Should security be provided?
[40] The discretion open to the court to order security is, so far as the first and fourth plaintiffs are concerned, significantly influenced by the fact that they are both resident outside Australia. The third and fourth plaintiffs are impecunious and the evidence does not compel a conclusion that that state of affairs is due to the conduct of the defendants. The applicant/defendants have satisfied me that an order for security for costs should be granted with respect to each plaintiff. It is now a question of the quantum of that security.
Quantum of security
[41] The defendants’ solicitor has estimated that the defendants’ standard costs up to and including the first day of trial will be approximately $425,000. At first sight, this appears to be an extremely large amount of money, but the applicant/defendants argue that this is a very complicated case which will require extensive and intensive preparation. Both sides have engaged costs consultants to provide evidence on the appropriate level of the amount of security.
[42] It has frequently been observed that it is only possible for a court to take a “broad brush” approach on applications such as this after having taken into account all the circumstances of the case.[9] In this State, orders are usually made on a standard basis and they have traditionally been conservative in relation to the quantum of orders for security for costs.[10]
[43] The estimate provided by the defendants is said, by the plaintiffs, to be in excess of an appropriate amount by at least $127,000.
[44] In arriving at an appropriate figure I must take into account the principles referred to above and the evidence provided by the costs consultants. I should also take into account the possibility that the matter might settle prior to trial.[11] Taking into account the matters raised by the costs consultants about the extent of costs which will be appropriately incurred up to and including the first day of trial, I think that an amount of $250,000 is a reasonable sum which will be sufficient to comply with the general principles relating to security of costs and, at the same time, represent a conservative amount consistent with those principles.

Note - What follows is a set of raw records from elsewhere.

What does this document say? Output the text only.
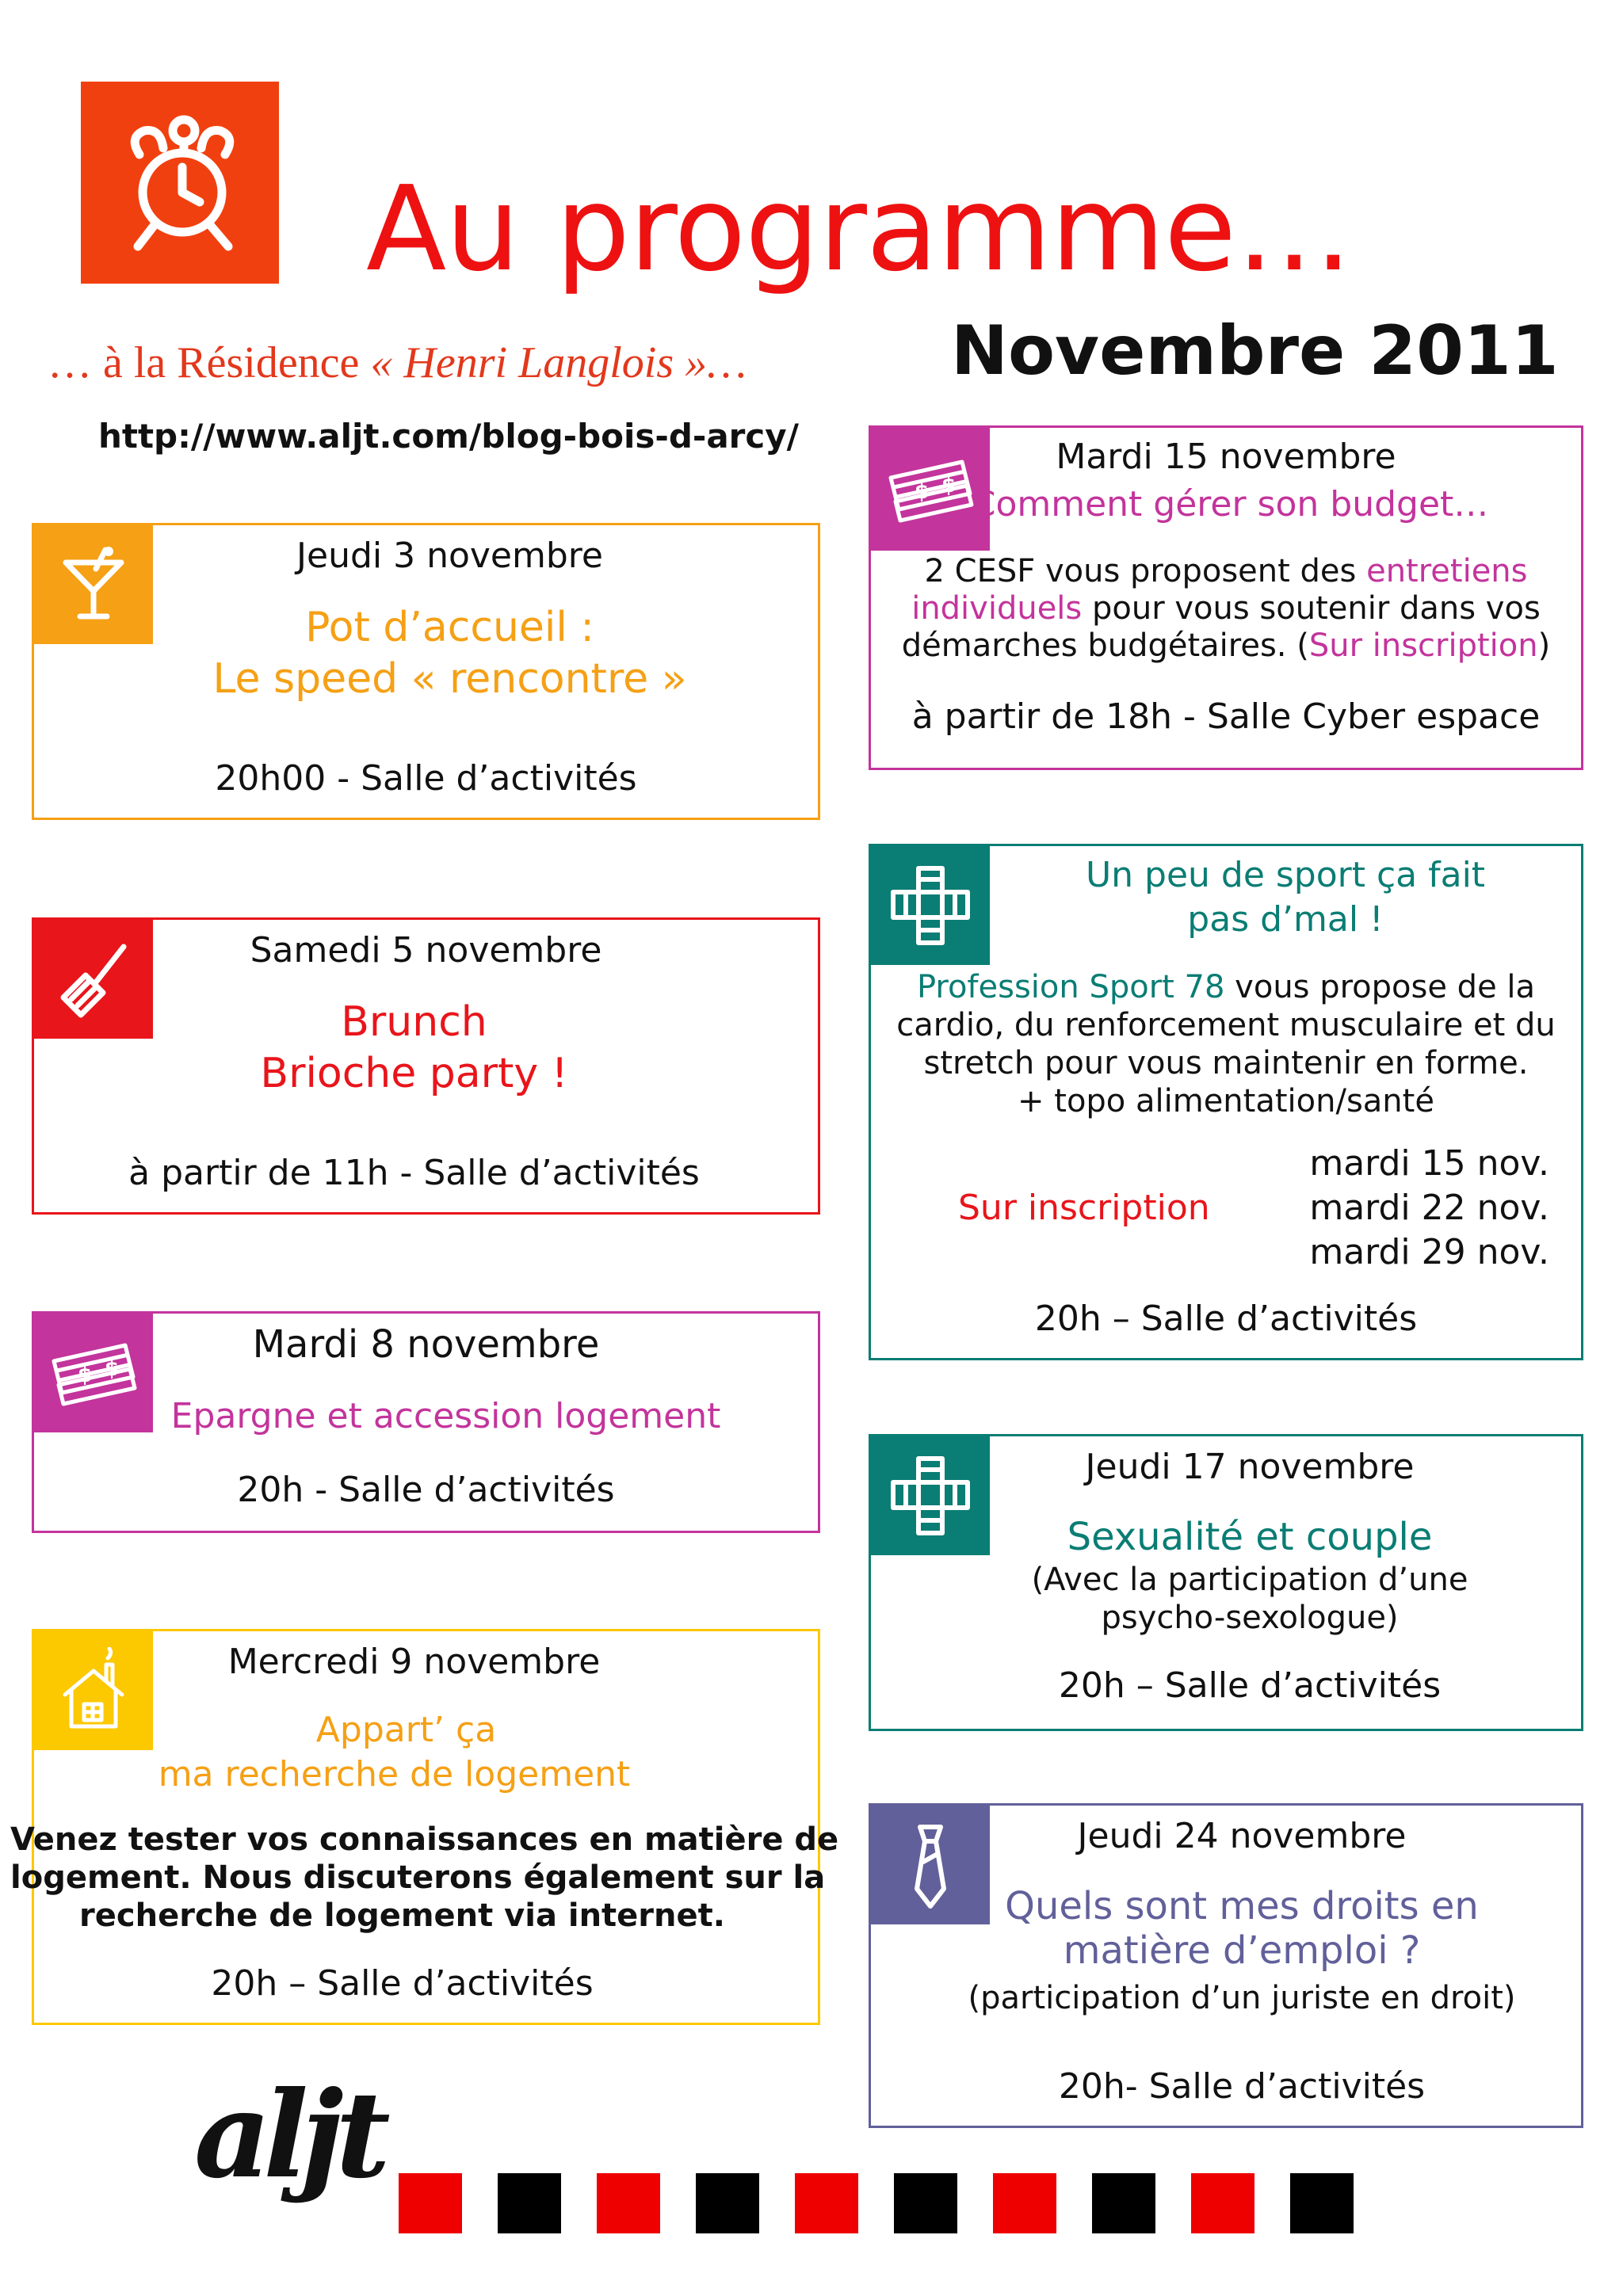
Au programme…
Novembre 2011
… à la Résidence « Henri Langlois »…
http://www.aljt.com/blog-bois-d-arcy/
Jeudi 3 novembre
Pot d’accueil :
Le speed « rencontre »
20h00 - Salle d’activités
Samedi 5 novembre
Brunch
Brioche party !
à partir de 11h - Salle d’activités
$ $
Mardi 8 novembre
Epargne et accession logement
20h - Salle d’activités
Mercredi 9 novembre
Appart’ ça
ma recherche de logement
Venez tester vos connaissances en matière de
logement. Nous discuterons également sur la
recherche de logement via internet.
20h – Salle d’activités
$ $
Mardi 15 novembre
Comment gérer son budget…
2 CESF vous proposent des entretiens
individuels pour vous soutenir dans vos
démarches budgétaires. (Sur inscription)
à partir de 18h - Salle Cyber espace
Un peu de sport ça fait
pas d’mal !
Profession Sport 78 vous propose de la
cardio, du renforcement musculaire et du
stretch pour vous maintenir en forme.
+ topo alimentation/santé
Sur inscription
mardi 15 nov.
mardi 22 nov.
mardi 29 nov.
20h – Salle d’activités
Jeudi 17 novembre
Sexualité et couple
(Avec la participation d’une
psycho-sexologue)
20h – Salle d’activités
Jeudi 24 novembre
Quels sont mes droits en
matière d’emploi ?
(participation d’un juriste en droit)
20h- Salle d’activités
aljt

[45] I therefore make the following orders:
1. The plaintiffs provide security for the defendants’ costs of the proceedings up to and including the first day of trial:
(a) In the amount $250,000; and
(b) In a form to be determined by the Registrar; and
(c) Within 21 days of this order.
2. In the event that the plaintiffs fail to provide such security within 21 days, the proceeding is stayed until such security is provided.
3. The plaintiffs pay the defendants’ costs of an incidental to this application to be assessed on the standard basis.
4. Each party has liberty to apply on two clear days written notice to the others.
Footnotes
[1] Logue v Hansen Technologies Ltd (2003) 125 FCR 590 at [38]-[39]; P S Chellaram & Co Ltd v China Ocean Shipping Co (1991) 102 ALR 321 at 323.
[2] (1989) ATPR §40-954.
[3] [1984] 1 NSWLR 71.
[4] (1984) 59 ALR 277
[5] At 279.
[6] Affidavit of C T Harris.
[7] (1991) 102 ALR 321 at 323.
[8] Memutu Pty Ltd v Lissenden (1983) 8 ACLR 364.
[9] Eastgate Properties Pty Ltd v J Hutchinson Pty Ltd [2005] 2 Qd R 1.
[10] Emanuel Management Pty Ltd (In liq) v Fosters Brewing Group Ltd & Ors [2003] QCA 552; see also Karam v Mansukhani [2006] QCA 349 and Kennedy v Nine Network Australia Pty Ltd [2008] QSC 134.
[11] Procon (GB) Ltd v Provincial Building Co Ltd [1984] 2 All ER 368 at 376.